My recent purchase of a Windows Vista laptop (er, notebook) has entailed these difficulties:
1) My favorite graphics application, the venerable but simple and reliable Paint Shop Pro version 4, seemed to install successfully but then could not be found to run. Selecting it from the Programs menu produced only an offer to browse for the executable; the Program Files/Paint Shop Pro directory could not be found, though trying to install the software a second time generated the warning that such diretory already existed. (I was, however, able to install Paint Shop Pro version 7 successfully.)
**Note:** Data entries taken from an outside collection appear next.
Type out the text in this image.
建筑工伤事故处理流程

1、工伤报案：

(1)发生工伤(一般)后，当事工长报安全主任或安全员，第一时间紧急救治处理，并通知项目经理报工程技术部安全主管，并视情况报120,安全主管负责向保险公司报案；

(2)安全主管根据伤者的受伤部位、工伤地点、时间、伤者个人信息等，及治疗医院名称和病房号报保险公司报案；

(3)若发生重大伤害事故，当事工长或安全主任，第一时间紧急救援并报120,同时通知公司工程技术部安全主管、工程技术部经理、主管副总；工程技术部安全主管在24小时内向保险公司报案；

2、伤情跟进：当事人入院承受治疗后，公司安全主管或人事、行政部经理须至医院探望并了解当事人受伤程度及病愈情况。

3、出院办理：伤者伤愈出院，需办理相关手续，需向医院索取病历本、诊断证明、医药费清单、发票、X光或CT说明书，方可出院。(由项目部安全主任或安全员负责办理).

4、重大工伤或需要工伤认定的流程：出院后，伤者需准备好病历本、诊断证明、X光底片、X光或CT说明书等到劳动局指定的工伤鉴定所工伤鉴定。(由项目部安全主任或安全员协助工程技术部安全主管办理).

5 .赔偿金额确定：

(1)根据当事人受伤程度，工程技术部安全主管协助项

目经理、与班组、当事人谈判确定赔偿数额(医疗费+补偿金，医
2) I have a flatbed HP scanner, model 7400c, which I haven't been able to use with the new notebook. The installation disk ran successfully to a point, but then it instructs the user to reboot the computer, after which the install program would resume to complete installation. Apparently, Vista is blocking the relaunch of the install program after reboot (since it's paranoid about running anything without user permission), and I haven't figure out how to enable it. Trying to the use the scanner the way I usually do -- via Paint Shop Pro, Import/TWAIN/acquire -- produces an error message that some other application is using the scanner, and I should stop that application. Even though no other application is running.
3) iTunes does not play well with Vista. I installed iTunes on the new notebook to download the episode of Lost I missed a couple weeks ago. The iTunes s/w installed, the episode downloaded (they took my $1.99), but trying to play it produced only a jerky, slide-show video result. (The audio was fine.) Apparently this is a Known Issue.
OK, for the time being I have backup computers for all these matters, and I trust fixes or workarounds will be revealed in time. If everything worked perfectly the first time, life would be pretty boring, eh?